I finished both Eat, Pray, Love over the weekend. I must say I enjoyed this book more than I expected, and not just because she mentions libraries in a positive light about 10 times. I had to work harder than I thought to get through Mayes' book, and Schmoe's, so I was beginning to think travel writing wasn't for me. Gilbert's book, though, had much more narrative, and less description. Gilbert is wise and witty, and her book has a happy ending. She finds a true balance between the spiritual and the physical world, and she finds herself, as well as her prince charming. She makes it clear that she doesn't need a man, nevertheless she is happy to have one. Sort of the way I felt when I took a jacuzzi bath on Sunday. The other thing I liked about the book was that she learned Italian just because she loved it, and thought it was a beautiful language. One of the things I find most frustrating about teaching Spanish is that I mostly teach students who either are taking a language only because they expect it will help them get a job, or because it fits one of the "boxes" they need to check off for their core curriculum requirements. So few enjoy learning for learning's sake.

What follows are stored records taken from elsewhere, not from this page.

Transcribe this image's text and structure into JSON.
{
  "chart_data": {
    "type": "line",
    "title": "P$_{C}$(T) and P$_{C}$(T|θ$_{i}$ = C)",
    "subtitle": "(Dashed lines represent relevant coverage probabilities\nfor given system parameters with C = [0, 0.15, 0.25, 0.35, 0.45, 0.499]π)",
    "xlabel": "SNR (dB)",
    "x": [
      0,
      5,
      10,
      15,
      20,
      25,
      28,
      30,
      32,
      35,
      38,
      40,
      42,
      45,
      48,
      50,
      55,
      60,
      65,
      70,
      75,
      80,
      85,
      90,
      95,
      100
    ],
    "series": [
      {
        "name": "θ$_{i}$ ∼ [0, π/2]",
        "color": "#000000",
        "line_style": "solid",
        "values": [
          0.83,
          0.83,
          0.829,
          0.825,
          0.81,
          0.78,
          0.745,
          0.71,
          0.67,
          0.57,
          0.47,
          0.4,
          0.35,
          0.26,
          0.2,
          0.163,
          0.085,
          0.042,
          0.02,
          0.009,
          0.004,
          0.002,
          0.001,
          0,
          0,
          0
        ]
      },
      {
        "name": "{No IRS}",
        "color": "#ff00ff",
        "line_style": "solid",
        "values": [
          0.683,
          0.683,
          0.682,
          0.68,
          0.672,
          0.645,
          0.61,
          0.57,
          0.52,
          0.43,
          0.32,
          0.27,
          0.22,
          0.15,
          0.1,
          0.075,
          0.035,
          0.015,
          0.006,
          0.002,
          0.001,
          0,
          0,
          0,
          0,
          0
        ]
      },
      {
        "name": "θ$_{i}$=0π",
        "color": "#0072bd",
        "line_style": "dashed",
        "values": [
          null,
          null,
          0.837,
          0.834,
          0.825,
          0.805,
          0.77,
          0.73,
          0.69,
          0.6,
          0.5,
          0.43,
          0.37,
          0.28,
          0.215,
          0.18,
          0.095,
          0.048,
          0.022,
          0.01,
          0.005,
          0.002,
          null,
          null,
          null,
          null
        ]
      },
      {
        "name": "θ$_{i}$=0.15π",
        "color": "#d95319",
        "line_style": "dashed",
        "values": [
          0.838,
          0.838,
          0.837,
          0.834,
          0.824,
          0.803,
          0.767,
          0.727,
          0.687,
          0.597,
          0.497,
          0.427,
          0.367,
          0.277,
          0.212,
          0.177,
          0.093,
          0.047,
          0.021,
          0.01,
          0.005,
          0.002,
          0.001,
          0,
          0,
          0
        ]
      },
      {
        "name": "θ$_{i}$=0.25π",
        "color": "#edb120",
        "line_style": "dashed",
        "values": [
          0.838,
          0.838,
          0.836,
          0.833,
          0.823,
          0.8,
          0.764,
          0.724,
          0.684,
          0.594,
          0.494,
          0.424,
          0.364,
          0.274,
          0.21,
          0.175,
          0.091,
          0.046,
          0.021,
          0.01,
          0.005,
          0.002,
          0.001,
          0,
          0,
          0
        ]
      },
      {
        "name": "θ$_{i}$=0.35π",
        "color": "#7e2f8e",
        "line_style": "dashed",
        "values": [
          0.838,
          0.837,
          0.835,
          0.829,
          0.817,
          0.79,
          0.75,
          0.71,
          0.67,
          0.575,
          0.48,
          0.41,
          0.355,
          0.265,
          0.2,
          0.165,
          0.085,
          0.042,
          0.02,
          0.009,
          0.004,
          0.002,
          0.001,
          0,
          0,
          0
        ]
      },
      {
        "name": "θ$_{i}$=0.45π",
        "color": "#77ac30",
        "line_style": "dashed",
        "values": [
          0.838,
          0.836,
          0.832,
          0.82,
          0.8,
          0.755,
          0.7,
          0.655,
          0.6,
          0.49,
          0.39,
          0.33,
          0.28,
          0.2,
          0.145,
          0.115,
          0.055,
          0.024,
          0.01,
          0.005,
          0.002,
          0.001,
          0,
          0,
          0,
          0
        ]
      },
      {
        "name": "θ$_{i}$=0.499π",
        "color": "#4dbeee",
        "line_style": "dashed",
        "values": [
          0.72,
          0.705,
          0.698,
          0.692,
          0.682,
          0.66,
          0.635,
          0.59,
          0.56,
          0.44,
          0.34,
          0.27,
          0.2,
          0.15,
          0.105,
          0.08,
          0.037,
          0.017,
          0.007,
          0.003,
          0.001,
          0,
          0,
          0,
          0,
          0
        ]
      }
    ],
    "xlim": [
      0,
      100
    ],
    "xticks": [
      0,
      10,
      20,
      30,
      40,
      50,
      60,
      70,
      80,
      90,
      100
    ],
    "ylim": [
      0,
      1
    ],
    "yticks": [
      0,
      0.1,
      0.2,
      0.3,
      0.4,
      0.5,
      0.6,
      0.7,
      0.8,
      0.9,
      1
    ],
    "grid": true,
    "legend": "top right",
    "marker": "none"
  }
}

Preproduction of a movie version of Eat, Pray, Love starring Julia Roberts is in the works.
James and I also (finally) finished reading The Geography of Bliss this weekend. Again, this brand of travel writing was much more to my liking than the descriptive passages offered by Mayes and Schmoe. Weiner provides some self reflection, as well as providing readers with a bigger picture as to what might make one happy. Here's a news flash: Money can't buy happiness. Anyway, I rediscovered how much I liked reading aloud with my husband, so much so that I have ordered us another book to read together - Eat My Globe by Simon Majumdar. I picked this one because of its geographic theme, and James is a Geographer, plus a budding foodie. I purchased a copy of this one rather than requesting a library copy because I know that the reading-0ut-loud method takes a while and I don't want the book to come due before we're done. I did order a used copy.
Something that Gilbert wrote about society in Indonesia made me remember what Weiner said about Moldova. Gilbert explains that "...Bali is what happens when the lavish rituals of traditional Hinduism are superimposed over a vast rice-growing agricultural society that operates, by necessity, with elaborate communal cooperation. Rice terraces require an unbelievable amound of shared labor, maintenance and engineering in order to prosper, so each Balinese village has a banjar - a united organization of citizens who administer, through consensus, the village's political and economic and religious and agricultural decisions. In Bali the collective is absolutely more important than the individual, or nobody eats." I remember Weiner's explanation that Moldovans will not work on a collective project, even to benefit themselves. I wonder if that would be different if a basic need, such as eating, were at stake.